また、その会議で、フランス人氏と話していたら「あなたは英語がうまい」と褒められた。彼は確かに上手くない。「その上、2つ発表しなければならない」と言う。2つめは、他人の論文の代読だそうだ。結局彼は、代読分を、欠席してしまった。

三つ目の事例は、ランチョンスピーチでの出来事である。私の座っているテーブルを観察していたら、スピーチを聞いて笑えなかったのは、日本人の私、隣のドイツ人、向かいの台湾人。つまり、ネイティブしか笑えなかった。そのように、第二外国語グループは、英語はあまりうまくない。特に、人口の多い国の人は、第二外国語が上手くない。

話を戻そう。普通、「be」動詞の場合は、三単現をあまり間違えない。ルールが単純だから、覚えやすいのだろうと思う。また、若い内から繰り返したたき込まれてきたので、大丈夫なのかもしれない。しかし、チョット複雑になると、忘れてしまう。「I think that they , エート, is」とやってしまう。「are」が出てこない。ここに、「エート」が入るのが味噌で、考えているのです。考えている時、そして、be動詞以外の時に、間違えやすい。しかし、気にしないことだ。

「日本語的標準英語を話す時、三単現でも動詞のsは気にしない」でいきましょう。まず、「隗よりはじめよ」で、気にしないで話すことを実践してみましょう。将来、「is」や「are」などがなくなって、「be動詞は、beしかない」となるとうれしいですね。

三単現も時制の一致の所で述べたのと同様に、強い言葉に引っ張られる。我々日本人の考えと変わらないのです。日本人は、初めに思い浮かぶことを先に言います。ここで、日本人と書いたのは、私は、他の国民になったことが無いので、「世界レベルで、一般的だ!」と言えないだけで、世界中そうだと思っています。先に思いつくのは、重要だからでしょう。

  

10.    閑話休題(フィンランドでイタクラッている英語が、芽を出しました) 2002.06.23

 

私の話、フィンランド-日本のワークショップで、さっそうと手を挙げて、

I have a question.

スピーカーから、

Yes」と来た。

続いて、

「エート、何だっけ」と言ったのだそうだ。

本人は、全く気がついていない。
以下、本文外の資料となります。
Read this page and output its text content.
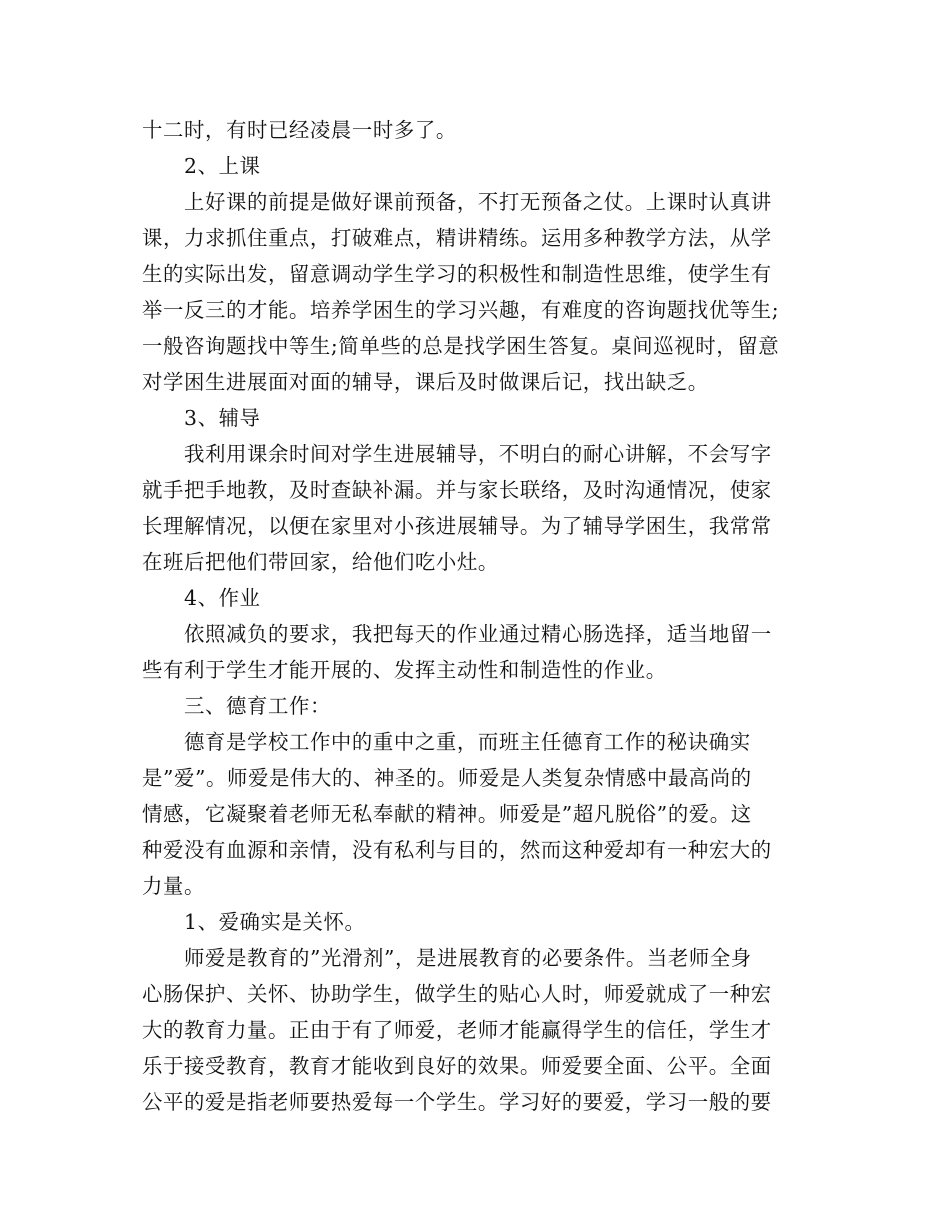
十二时，有时已经凌晨一时多了。
2、上课
上好课的前提是做好课前预备，不打无预备之仗。上课时认真讲
课，力求抓住重点，打破难点，精讲精练。运用多种教学方法，从学
生的实际出发，留意调动学生学习的积极性和制造性思维，使学生有
举一反三的才能。培养学困生的学习兴趣，有难度的咨询题找优等生;
一般咨询题找中等生;简单些的总是找学困生答复。桌间巡视时，留意
对学困生进展面对面的辅导，课后及时做课后记，找出缺乏。
3、辅导
我利用课余时间对学生进展辅导，不明白的耐心讲解，不会写字
就手把手地教，及时查缺补漏。并与家长联络，及时沟通情况，使家
长理解情况，以便在家里对小孩进展辅导。为了辅导学困生，我常常
在班后把他们带回家，给他们吃小灶。
4、作业
依照减负的要求，我把每天的作业通过精心肠选择，适当地留一
些有利于学生才能开展的、发挥主动性和制造性的作业。
三、德育工作：
德育是学校工作中的重中之重，而班主任德育工作的秘诀确实
是”爱”。师爱是伟大的、神圣的。师爱是人类复杂情感中最高尚的
情感，它凝聚着老师无私奉献的精神。师爱是”超凡脱俗”的爱。这
种爱没有血源和亲情，没有私利与目的，然而这种爱却有一种宏大的
力量。
1、爱确实是关怀。
师爱是教育的”光滑剂”，是进展教育的必要条件。当老师全身
心肠保护、关怀、协助学生，做学生的贴心人时，师爱就成了一种宏
大的教育力量。正由于有了师爱，老师才能赢得学生的信任，学生才
乐于接受教育，教育才能收到良好的效果。师爱要全面、公平。全面
公平的爱是指老师要热爱每一个学生。学习好的要爱，学习一般的要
ただ、訊こうと思った時は、日本語で考えていて、英語に切り替わらなかった。団員が、厳しく覚えていた。もう少し、役に立つことを憶えろと言う気もするが、・・・。

大切なことは、日本語で考えて、英語で話すことなのだ。英語で考えて英語で話すのであれば、ネイティブにかなわない。日本語で考えて、英語で話す人口は、多分日本人の周りにしかいないだろう。これなら勝てる可能性がある。しかし、日本語的英語になってしまう可能性が高い。それから、俺は、皆さんの幸せの為に、我が部屋を居酒屋にした。そのせいで、脳細胞が沢山死んだだけなのだ。

 

今度は、別の人。壇上で、質問されて、

It is a very good question」と言ってから、

I could not understand what you said. 分からなかったので、もう一度言ってくれ」と言って爆笑を買った男がいた。おそらく条件反射で、It is a very good questionが出たのだろう。

 

さらに別の人の話。手をあげてさされてから

「魚眼レンズって英語でなんて言うの」と言った男もいた。「エート、ナンダッケ」と同じだ。

 

  この3つの例は、事前に英語に組み立ててから言う普通の日本人のやる英語化の過程を飛ばして話している。つまり、イタクラッている英語である。今回の日本-フィンランドワークショップでは、板倉だけでなく、他の人がイタクラる例が出てきた。イタクラッている英語が広がりつつある。喜ばしいことである。

 

この会議のフィンランド側の評価は、どうだったか。「今回のワークショップでは、日本人がこんなに話すと思わなかった。本音の出た良い会議だった」と言う評価をえた。

 

ついでのついで情報です。「ヨッパラッテイル」は、フィンラド語で、「酔っぱらっている」ことらしい。「ル」の発音が、ちょっと違うが、殆ど、似ている。おかしなおじさんが、ランチョンミーティングで、そう言った。それから、おじさんは、洋服のことを「フク」と言うそうだ。何か似ている。

 

以上の出来事は、下記のイベントでの出来事です。

2002610日~12日に、ヘルシンキで7ECSQ(第七回欧州ソフトウェア品質会議)が開かれました。続いて、613-14日、日科技連、TEKES(注1)、SET(2)の共催で「フィンランド-日本のワークショップ  Towards Mobile Information Society」が開かれました。この2つの会議に、日科技連から22名のチームを組んで参加しました。

「フィンランド-日本のワークショップ」は、日本側の持ちかけで始まりました。持ちかけた手前、日本人が、パネルで一言もしゃべらないと面目無いし、申し訳ない。団長である私は、心配でたまらない。そこで、日本側が話せる環境を整えるべく、司会を日本側にし、「板倉稔の国際コミュニケーション論」を話し、発表練習をし、このホームページを紹介した。

その結果、うれしいのは、イタクラッている英語の芽が出てきたことです。